Fast forward nearly 100 years, Albany released a Call for Artists to engage their beloved Ohlone Greenway. The city’s ambitious goals for the project faced the hard realities of a $40,000 budget. Groundworks Office found no better time to rouse its own renegade spirit.
The site was a stretch of lawn cowering under the Bay Area Rapid Transit’s elevated tracks. This urban remnant, the Ohlone Greenway, was made when city voters declined to pay for the undergrounding of light-rail tracks in 1964. The result, albeit via total happenstance, was the creation of a vibrant, ecologically rich, urban linear park.
The solution was going to need a serious helping of moxie and creative might.

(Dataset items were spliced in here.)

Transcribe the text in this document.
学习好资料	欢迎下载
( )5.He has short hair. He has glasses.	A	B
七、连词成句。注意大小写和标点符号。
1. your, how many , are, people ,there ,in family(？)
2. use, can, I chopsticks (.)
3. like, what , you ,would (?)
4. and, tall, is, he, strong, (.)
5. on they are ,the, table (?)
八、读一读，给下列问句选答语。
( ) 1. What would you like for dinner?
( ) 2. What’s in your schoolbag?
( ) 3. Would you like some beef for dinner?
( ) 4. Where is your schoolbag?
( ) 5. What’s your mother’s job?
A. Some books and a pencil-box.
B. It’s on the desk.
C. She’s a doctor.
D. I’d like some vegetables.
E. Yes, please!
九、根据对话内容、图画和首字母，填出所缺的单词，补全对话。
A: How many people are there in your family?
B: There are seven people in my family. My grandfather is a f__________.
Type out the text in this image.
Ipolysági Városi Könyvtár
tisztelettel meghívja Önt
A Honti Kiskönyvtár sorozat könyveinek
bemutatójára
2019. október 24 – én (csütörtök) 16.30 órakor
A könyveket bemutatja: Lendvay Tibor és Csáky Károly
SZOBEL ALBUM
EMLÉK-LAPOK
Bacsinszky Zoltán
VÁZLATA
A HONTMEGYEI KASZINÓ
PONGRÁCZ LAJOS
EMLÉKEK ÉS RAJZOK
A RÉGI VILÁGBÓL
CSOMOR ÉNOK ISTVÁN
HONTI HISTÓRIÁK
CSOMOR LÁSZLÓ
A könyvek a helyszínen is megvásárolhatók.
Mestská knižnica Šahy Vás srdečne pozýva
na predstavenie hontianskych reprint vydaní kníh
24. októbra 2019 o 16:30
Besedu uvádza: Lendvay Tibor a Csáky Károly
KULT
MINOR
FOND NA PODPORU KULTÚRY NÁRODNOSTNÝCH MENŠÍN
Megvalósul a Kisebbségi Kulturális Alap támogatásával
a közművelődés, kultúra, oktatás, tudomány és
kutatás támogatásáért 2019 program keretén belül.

And so, in a fit of creative exuberance Albany Loop was created. The Loop flurries across the site using a 12” diameter, high-strength steel pipe which people can sit, relax, rest, and get goofy on. At its crescendo, it spells out ALBANY in an audaciously graphical and energetic statement. The scale of Albany Loop was intended to be a bold landmark not just for those riding, walking or scooting on the ground, but for those passing above too.